Но Фельдман не успокоился. Делом уже в апелляционном порядке занялась одесская судебная палата. Здесь оно назначалось к слушанию и откладывалось 14 раз, пролежав в общем около трех лет. Судьи пытались вызвать Чехова в качестве свидетеля в августе 1901 года. Антон Павлович ехать не хотел и вместе с находившимся тогда в Ялте Дорошевичем обсуждал эту проблему — как законно обставить свою неявку в суд. Дельный совет дал молодой писатель и юрист по образованию Б. А. Лазаревский[675].

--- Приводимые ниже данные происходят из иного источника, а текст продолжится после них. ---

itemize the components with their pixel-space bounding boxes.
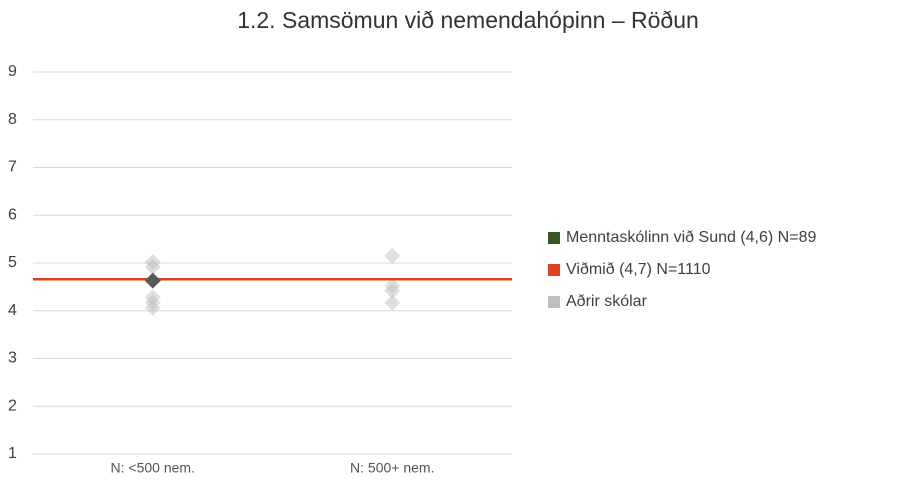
other-school-marker [384, 247, 401, 264]
other-school-marker [144, 299, 161, 316]
chart-title: 1.2. Samsömun við nemendahópinn – Röðun [237, 7, 699, 33]
y-tick-label: 6 [8, 206, 17, 223]
other-school-marker [144, 258, 161, 275]
y-tick-label: 9 [8, 63, 17, 80]
y-tick-label: 8 [8, 111, 17, 128]
y-tick-label: 3 [8, 350, 17, 367]
y-tick-label: 7 [8, 159, 17, 176]
other-school-marker [384, 282, 401, 299]
legend-label: Menntaskólinn við Sund (4,6) N=89 [566, 229, 816, 246]
y-tick-label: 2 [8, 397, 17, 414]
x-tick-label: N: <500 nem. [111, 460, 195, 476]
x-tick-label: N: 500+ nem. [350, 460, 434, 476]
legend-label: Aðrir skólar [566, 293, 648, 310]
legend-swatch [548, 264, 560, 276]
y-tick-label: 4 [8, 302, 17, 319]
y-tick-label: 5 [8, 254, 17, 271]
legend-label: Viðmið (4,7) N=1110 [566, 261, 711, 278]
legend-swatch [548, 232, 560, 244]
school-marker [144, 272, 161, 289]
other-school-marker [384, 294, 401, 311]
legend-swatch [548, 296, 560, 308]
y-tick-label: 1 [8, 445, 17, 462]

У Дорошевича была проблема с защитой. «На этот раз по иронии судьбы казенным защитником Дорошевича назначен присяжный поверенный Бухштаб, — сообщал „Волжский вестник“, — тот самый Бухштаб, который неоднократно служил объектом самой едкой сатиры господина Дорошевича и который, в свою очередь, разразившись в думе филиппиками по адресу одесской прессы, особенно немилосердно честил какого-то „обер-шантажиста“, работавшего в одесских газетах. Кого он подразумевал под этим самым „обер-шантажистом“, ни для кого не было секретом. Конечно же, фельетониста Дорошевича! Таким образом, дело это, и без того не лишенное комического элемента, принимает, по замечанию „Южного обозрения“, окончательно водевильный характер»[676].